Um dia depois de terem sido detidos durante uma manifestação contra o desemprego e pela realização de eleições autárquicas, seis jornalistas continuam detidos em Luanda, Angola.

“Venho do SIC (Serviço de Investigação Científica) e eles ainda estão lá”, disse neste domingo, 25, o secretário-geral do Sindicato dos Jornalistas Angolanos (SJA).

Três jornalistas da Radio Essencial, dois da TV Zimbo e um fotógrafo da agência de notícias AFP foram detidos quando faziam a cobertura da manifestação ontem que eclodiu em confrontos entre os participantes e a Polícia Nacional (PN).

A polícia chegou a obrigar o repórter da TV Zimbo, estação anteriormente privada mas agora sob gestão do Estado, a apagar as imagens captadas durante a manifestação.

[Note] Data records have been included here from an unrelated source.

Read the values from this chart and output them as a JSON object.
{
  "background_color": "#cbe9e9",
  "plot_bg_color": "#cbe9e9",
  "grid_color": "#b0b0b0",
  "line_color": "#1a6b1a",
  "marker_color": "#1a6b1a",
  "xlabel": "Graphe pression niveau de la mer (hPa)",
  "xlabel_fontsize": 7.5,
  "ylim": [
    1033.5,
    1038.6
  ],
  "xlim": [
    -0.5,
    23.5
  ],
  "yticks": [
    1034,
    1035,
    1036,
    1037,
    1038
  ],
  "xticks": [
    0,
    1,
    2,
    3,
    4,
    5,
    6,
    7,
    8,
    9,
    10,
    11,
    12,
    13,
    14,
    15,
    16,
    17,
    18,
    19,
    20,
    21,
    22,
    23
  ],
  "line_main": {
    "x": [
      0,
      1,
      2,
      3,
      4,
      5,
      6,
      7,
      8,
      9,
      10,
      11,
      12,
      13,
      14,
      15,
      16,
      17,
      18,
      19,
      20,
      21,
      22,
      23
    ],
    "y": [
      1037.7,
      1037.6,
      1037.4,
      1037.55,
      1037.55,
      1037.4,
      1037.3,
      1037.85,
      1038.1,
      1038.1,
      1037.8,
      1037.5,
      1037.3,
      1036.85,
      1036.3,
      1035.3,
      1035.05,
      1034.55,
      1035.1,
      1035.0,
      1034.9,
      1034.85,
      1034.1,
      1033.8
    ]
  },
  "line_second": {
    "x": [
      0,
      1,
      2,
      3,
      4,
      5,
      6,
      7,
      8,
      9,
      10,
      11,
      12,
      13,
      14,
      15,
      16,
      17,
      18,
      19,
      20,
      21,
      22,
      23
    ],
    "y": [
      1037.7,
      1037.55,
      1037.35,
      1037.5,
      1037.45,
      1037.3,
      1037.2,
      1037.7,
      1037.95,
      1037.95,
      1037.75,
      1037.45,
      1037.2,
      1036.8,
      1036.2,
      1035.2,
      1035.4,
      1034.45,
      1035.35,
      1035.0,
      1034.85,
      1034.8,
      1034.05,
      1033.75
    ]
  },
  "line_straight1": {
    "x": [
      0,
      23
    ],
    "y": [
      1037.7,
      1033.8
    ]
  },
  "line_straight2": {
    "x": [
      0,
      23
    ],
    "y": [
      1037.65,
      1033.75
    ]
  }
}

Na sua página no Facebook, ele perguntou: “Quando é que a Polícia Nacional vai compreender que se trata de abuso de poder deter jornalistas, danificar os seus meios, simplesmente porque estão a cobrir manifestações?”.

Os seis profissionais da imprensa, bem como o motorista da Rádio Essencial, e mais 40 detidos devem ser jugados na segunda-feira.

A governadora classificou a manifestação como um "ato de vandalismo" e avisou haver “interesses confessos” dos que incentivam os ativistas a protestaram.

A UNITA apoiou a manifestação, tendo o secretário provincial e deputado Nelito Ekuiku dito que foi agredido.